Nova Lei Municipal em São Bernardo
A cidade de São Bernardo implementou novas normas para lidar com a violência contra profissionais da saúde. A Câmara Municipal, no dia 3 de fevereiro de 2026, aprovou a Lei nº 7.551/2026, que visa proteger enfermeiros e médicos em suas funções, introduzindo sanções financeiras severas para agressores.
O que Implica a Lei 7.551/2026?
A legislação introduz uma multa inicial de R$ 4.863,00 para os infratores, que pode aumentar para R$ 10.000,00 em casos de reincidência. Essa decisão foi adaptada para responder a uma crescente preocupação com a segurança dos profissionais que atuam em unidades de saúde, especialmente após incidentes de violência em uma Unidade de Pronto Atendimento (UPA).
Detalhes da Multa para Agressores
A primeira infração resulta em uma multa substancial, destacando a seriedade da nova lei. Em situações de reincidência, o valor dobrado representa um forte desincentivo para comportamentos violentos contra trabalhadores da saúde. Essas medidas reflete a urgência da situação em São Bernardo, que enfrenta um aumento nas agressões contra equipe de saúde.

Importância da Proteção aos Trabalhadores da Saúde
Proteger as equipes de saúde é crucial. Profissionais de enfermagem e médicos estão na linha de frente, frequentemente enfrentando situações de risco. Este novo marco legal é uma tentativa de garantir um ambiente seguro e respeitoso, onde os trabalhadores podem realizar suas funções sem medo de violência.
Como a Lei foi Elaborada
A criação dessa legislação foi resultado de discussões entre a Secretaria de Saúde de São Bernardo e o Conselho Regional de Enfermagem de São Paulo (Coren-SP). Em uma reunião realizada em 28 de janeiro de 2026, representantes do Coren-SP, incluindo a vice-presidente Ana Paula Guarnieri e o primeiro-secretário Wagner Batista, apresentaram um projeto de lei que abordava a questão da violência e propunha a implementação de protocolos de prevenção.
Reações de Profissionais do Setor de Saúde
A aprovação da lei foi recebida com entusiasmo por membros da comunidade de saúde. Eles veem isso como um reconhecimento da luta contra a violência que enfrentam diariamente. Sergio Cleto, presidente do Coren-SP, expressou que a aprovação representa uma vitória significativa e um passo importante para garantir dignidade e segurança no trabalho para os profissionais de enfermagem.
Estatísticas de Violência no Setor
Dados apresentados pelo Coren-SP revelam a gravidade da situação. Um estudo realizado entre março e maio de 2025, que ouviu 7.745 profissionais de saúde, mostrou que 355 enfermeiros relataram ter sido vítimas de violência durante suas atividades. Esses números demonstram a vulnerabilidade dos trabalhadores da saúde na região, evidenciando a necessidade de uma legislação específica.
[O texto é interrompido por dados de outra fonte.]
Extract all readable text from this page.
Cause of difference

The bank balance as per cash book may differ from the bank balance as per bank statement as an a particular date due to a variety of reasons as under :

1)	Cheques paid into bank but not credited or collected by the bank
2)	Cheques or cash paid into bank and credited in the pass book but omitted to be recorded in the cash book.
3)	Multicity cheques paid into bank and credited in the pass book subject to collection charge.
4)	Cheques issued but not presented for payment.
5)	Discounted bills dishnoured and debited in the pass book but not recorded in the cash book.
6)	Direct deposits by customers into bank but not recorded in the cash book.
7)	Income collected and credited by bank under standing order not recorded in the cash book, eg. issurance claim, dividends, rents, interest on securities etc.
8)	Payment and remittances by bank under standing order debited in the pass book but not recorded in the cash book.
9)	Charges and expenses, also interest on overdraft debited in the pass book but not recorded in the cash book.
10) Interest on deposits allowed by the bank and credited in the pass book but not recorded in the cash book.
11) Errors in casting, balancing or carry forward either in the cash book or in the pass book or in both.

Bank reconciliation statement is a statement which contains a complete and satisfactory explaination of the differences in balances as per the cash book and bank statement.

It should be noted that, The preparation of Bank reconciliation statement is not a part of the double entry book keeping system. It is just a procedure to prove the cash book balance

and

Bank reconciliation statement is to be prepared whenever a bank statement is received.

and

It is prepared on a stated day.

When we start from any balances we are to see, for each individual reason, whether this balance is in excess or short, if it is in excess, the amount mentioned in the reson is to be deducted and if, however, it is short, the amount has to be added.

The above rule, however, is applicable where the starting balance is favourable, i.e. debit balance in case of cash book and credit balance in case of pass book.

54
Comparação com Outras Cidades
A criação da legislação em São Bernardo pode servir como um modelo a ser seguido por outras cidades que buscam soluções para problemas semelhantes. Mesmo com 47 mil profissionais de saúde na região do Grande ABC, a lei específica foi vista como um projeto piloto que poderá inspirar iniciativas em municípios vizinhos.
Expectativas para o Futuro da Saúde em São Bernardo
Com a implementação da lei, espera-se que haja uma diminuição nas agressões contra profissionais da saúde, promovendo um ambiente de trabalho mais seguro. A responsabilidade sobre os atos de violência deverá refletir-se em uma mudança de comportamento por parte da população em relação aos trabalhadores de saúde.
Apoio do Coren-SP à Nova Legislação
O Coren-SP manifestou apoio incondicional à nova legislação, acreditando que medidas concretas são necessárias para enfrentar a violência contra trabalhadores da saúde. A sanção da lei é vista como um passo positivo para garantir a proteção dos profissionais, afirmando que a violência deve ser tratada de forma rigorosa e eficaz.